Rhule has not failed to impress so far

When the United States elects a president, the new commander in chief is given 100 days to make a first impression and set the tone for their four-year term.

Here at Baylor, we have our own impression to evaluate. On Dec. 6, 2016, Baylor hired Matt Rhule to be its new head football coach and rebuild a program torn apart by a sexual assault scandal. Rhule had success in his four years as head coach at Temple University, but some wondered if that would translate to Baylor. After his first 47 days here, I am already comfortable saying that Rhule has passed his test with flying colors. In fact, he could not be doing a better job.

Baylor hired Rhule just after the Bears wrapped up a 6-6 regular season. Rhule’s Temple Owls were on the heels of their second consecutive 10-win season and an American Conference championship run. Baylor hired one of the nation’s most promising young coaches, and Rhule moved to a school he felt called to and where he thought he could win championships.

However, opposing fan bases and even experts in the media doubted that Baylor and Rhule would find success. At the time, Baylor had exactly one player in the 2017 recruiting class committed to the school. Most other schools had 15 or 20 by then. There was also skepticism about Rhule having never coached in Texas, thus lacking the “Texas ties” to high school programs around the state, a perceived necessity in recruiting.

Rhule’s answer was simple — he hired three Texas high school football coaches for his staff, including the president of the Texas High School Football Coaches Association. With the “Texas ties” issue taken care of, Rhule and his staff turned their attention to building a recruiting class.

Following a “dead period” which prohibits in-person contact between coaches and recruits, Rhule and his staff had roughly one month to put together a full class by the Feb. 1 national signing date. Pitching a family atmosphere and the promise of preparing players for the NFL, the charismatic Rhule has now stocked the 2017 class with 20 commitments. In a month. This past weekend’s official campus visits led to six commitments on Sunday alone. That number is unheard of for any program, let alone a school nursing a damaged reputation and recruiting on an extremely abbreviated schedule.

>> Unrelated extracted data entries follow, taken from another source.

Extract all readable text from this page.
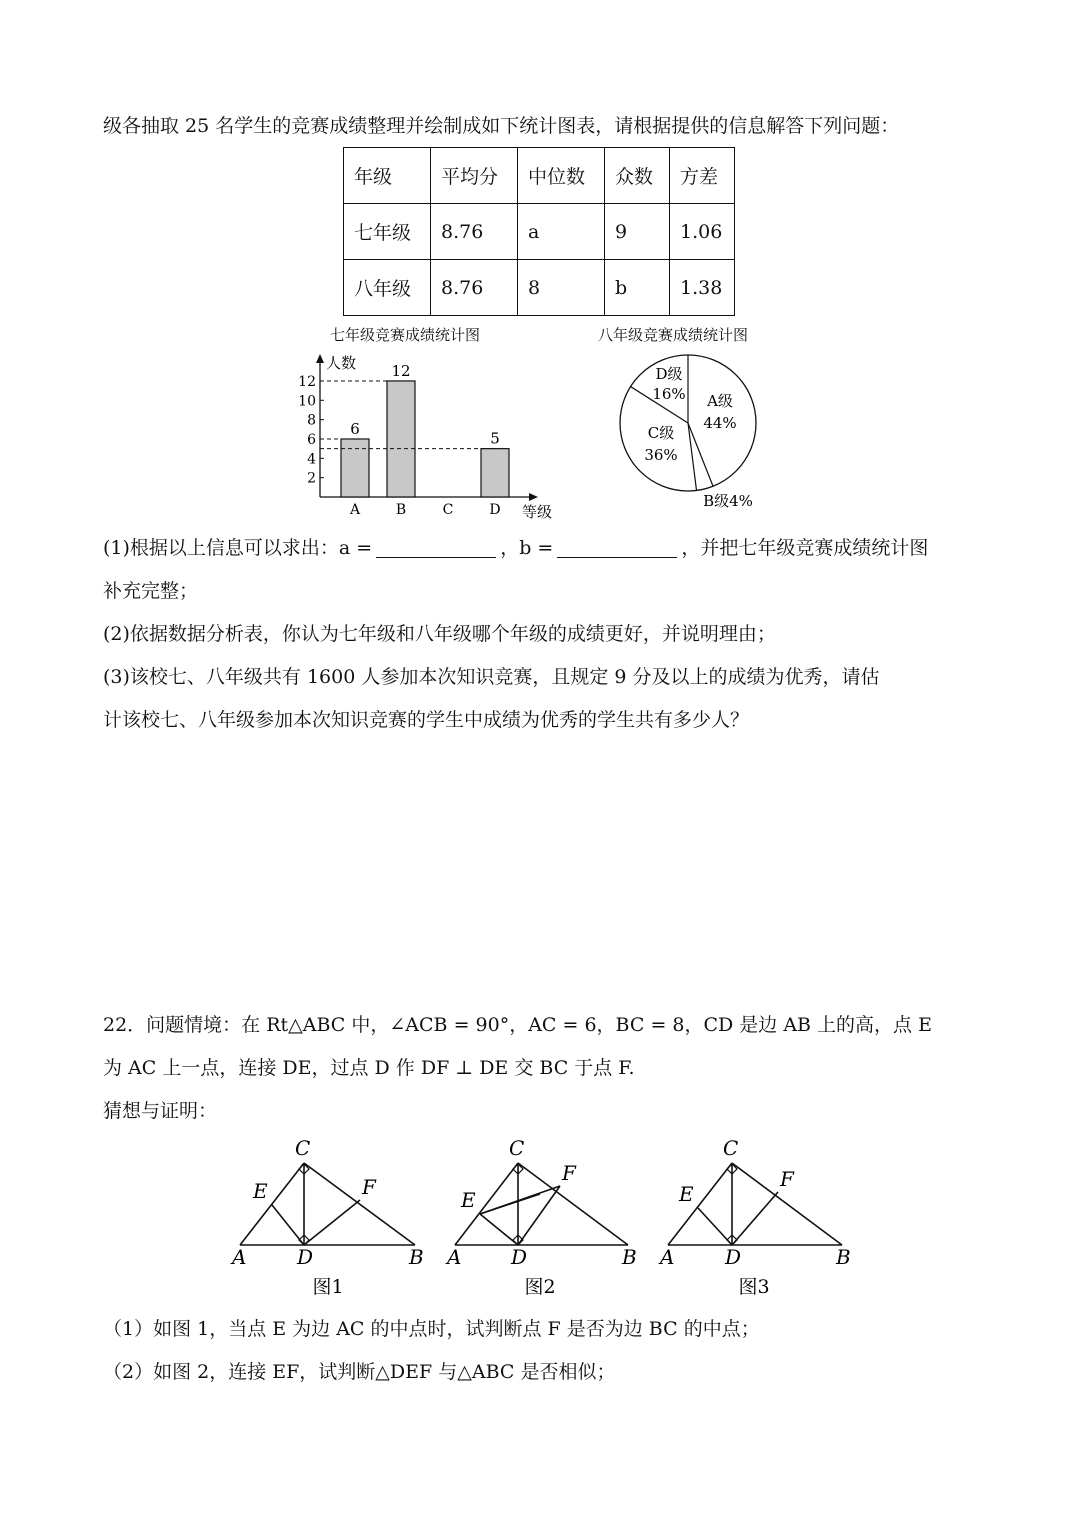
级各抽取 25 名学生的竞赛成绩整理并绘制成如下统计图表，请根据提供的信息解答下列问题：
年级	平均分	中位数	众数	方差
七年级	8.76	a	9	1.06
八年级	8.76	8	b	1.38
七年级竞赛成绩统计图	八年级竞赛成绩统计图
人数
等级
2
4
6
8
10
12
A	B	C	D
6
12
5
A级
44%
B级4%
C级
36%
D级
16%
(1)根据以上信息可以求出：a =	，b =	，并把七年级竞赛成绩统计图
补充完整；
(2)依据数据分析表，你认为七年级和八年级哪个年级的成绩更好，并说明理由；
(3)该校七、八年级共有 1600 人参加本次知识竞赛，且规定 9 分及以上的成绩为优秀，请估
计该校七、八年级参加本次知识竞赛的学生中成绩为优秀的学生共有多少人？
22．问题情境：在 Rt△ABC 中，∠ACB = 90°，AC = 6，BC = 8，CD 是边 AB 上的高，点 E
为 AC 上一点，连接 DE，过点 D 作 DF ⊥ DE 交 BC 于点 F.
猜想与证明：
A	B
C
D
E	F
图1
A	B
C
D
E
F
图2
A	B
C
D
E
F
图3
（1）如图 1，当点 E 为边 AC 的中点时，试判断点 F 是否为边 BC 的中点；
（2）如图 2，连接 EF，试判断△DEF 与△ABC 是否相似；
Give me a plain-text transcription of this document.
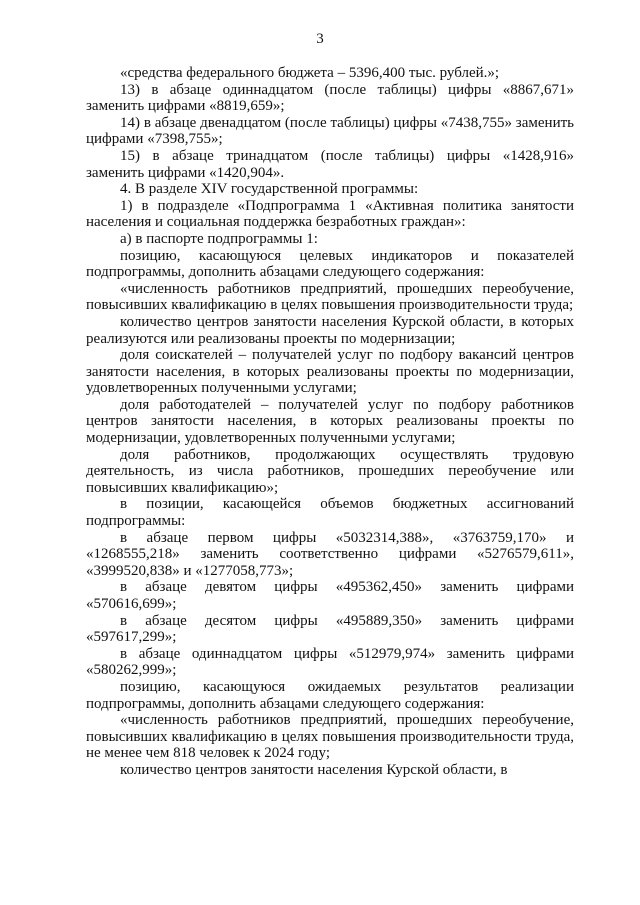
3

«средства федерального бюджета – 5396,400 тыс. рублей.»;

13) в абзаце одиннадцатом (после таблицы) цифры «8867,671» заменить цифрами «8819,659»;

14) в абзаце двенадцатом (после таблицы) цифры «7438,755» заменить цифрами «7398,755»;

15) в абзаце тринадцатом (после таблицы) цифры «1428,916» заменить цифрами «1420,904».

4. В разделе XIV государственной программы:

1) в подразделе «Подпрограмма 1 «Активная политика занятости населения и социальная поддержка безработных граждан»:

а) в паспорте подпрограммы 1:

позицию, касающуюся целевых индикаторов и показателей подпрограммы, дополнить абзацами следующего содержания:

«численность работников предприятий, прошедших переобучение, повысивших квалификацию в целях повышения производительности труда;

количество центров занятости населения Курской области, в которых реализуются или реализованы проекты по модернизации;

доля соискателей – получателей услуг по подбору вакансий центров занятости населения, в которых реализованы проекты по модернизации, удовлетворенных полученными услугами;

доля работодателей – получателей услуг по подбору работников центров занятости населения, в которых реализованы проекты по модернизации, удовлетворенных полученными услугами;

доля работников, продолжающих осуществлять трудовую деятельность, из числа работников, прошедших переобучение или повысивших квалификацию»;

в позиции, касающейся объемов бюджетных ассигнований подпрограммы:

в абзаце первом цифры «5032314,388», «3763759,170» и «1268555,218» заменить соответственно цифрами «5276579,611», «3999520,838» и «1277058,773»;

в абзаце девятом цифры «495362,450» заменить цифрами «570616,699»;

в абзаце десятом цифры «495889,350» заменить цифрами «597617,299»;

в абзаце одиннадцатом цифры «512979,974» заменить цифрами «580262,999»;

позицию, касающуюся ожидаемых результатов реализации подпрограммы, дополнить абзацами следующего содержания:

«численность работников предприятий, прошедших переобучение, повысивших квалификацию в целях повышения производительности труда, не менее чем 818 человек к 2024 году;

количество центров занятости населения Курской области, в
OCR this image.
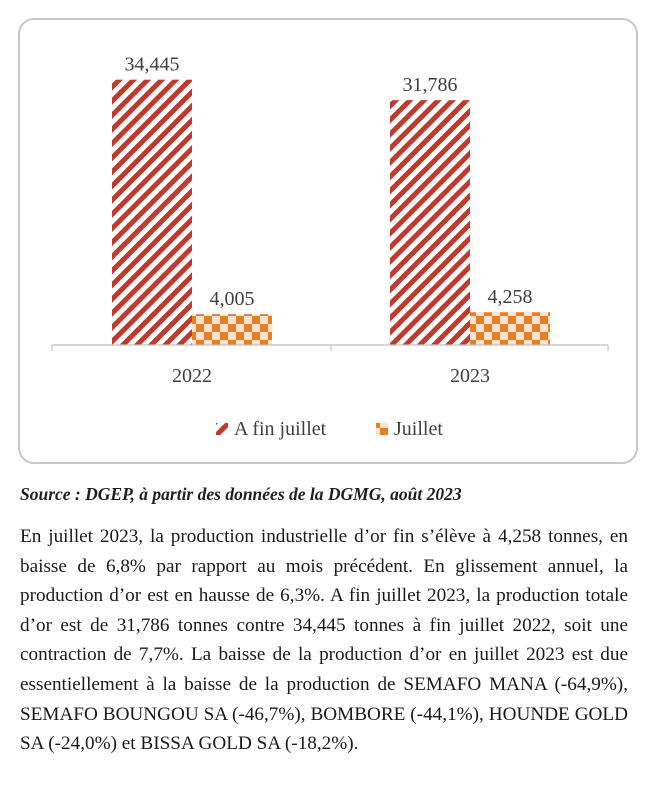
2022	2023
34,445
31,786
4,005	4,258
A fin juillet	Juillet
Source : DGEP, à partir des données de la DGMG, août 2023

En juillet 2023, la production industrielle d’or fin s’élève à 4,258 tonnes, en baisse de 6,8% par rapport au mois précédent. En glissement annuel, la production d’or est en hausse de 6,3%. A fin juillet 2023, la production totale d’or est de 31,786 tonnes contre 34,445 tonnes à fin juillet 2022, soit une contraction de 7,7%. La baisse de la production d’or en juillet 2023 est due essentiellement à la baisse de la production de SEMAFO MANA (-64,9%), SEMAFO BOUNGOU SA (-46,7%), BOMBORE (-44,1%), HOUNDE GOLD SA (-24,0%) et BISSA GOLD SA (-18,2%).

The commitments include state champions, unheralded diamonds in the rough and players who flipped their commitments from schools like Ole Miss, Colorado and USC. These recruits won’t just be rebuilding Baylor on the field though. Players such as offensive lineman Jason Moore, an aspiring doctor who chose Baylor over multiple Ivy League schools, will be tasked with reviving a positive image of Baylor football off the field.

In addition to setting a foundation for Baylor’s future, Rhule has also won over the Bears on the current roster. Players like junior linebacker Taylor Young have already publically endorsed their new coach. The upbeat and dedicated coaching staff has pumped new energy into the program. Players have already noticed an increased closeness among the team and are encouraged by the fresh start and opportunity to impress the new staff.

Matt Rhule hasn’t even coached a practice for Baylor yet, but he has already earned the admiration of Baylor nation and played a major role in the school’s road to recovery. Rhule’s contract with Baylor runs through the 2023 season. When that time comes, I believe that if it was up to them, all Baylor fans would vote that he receive at least four more years.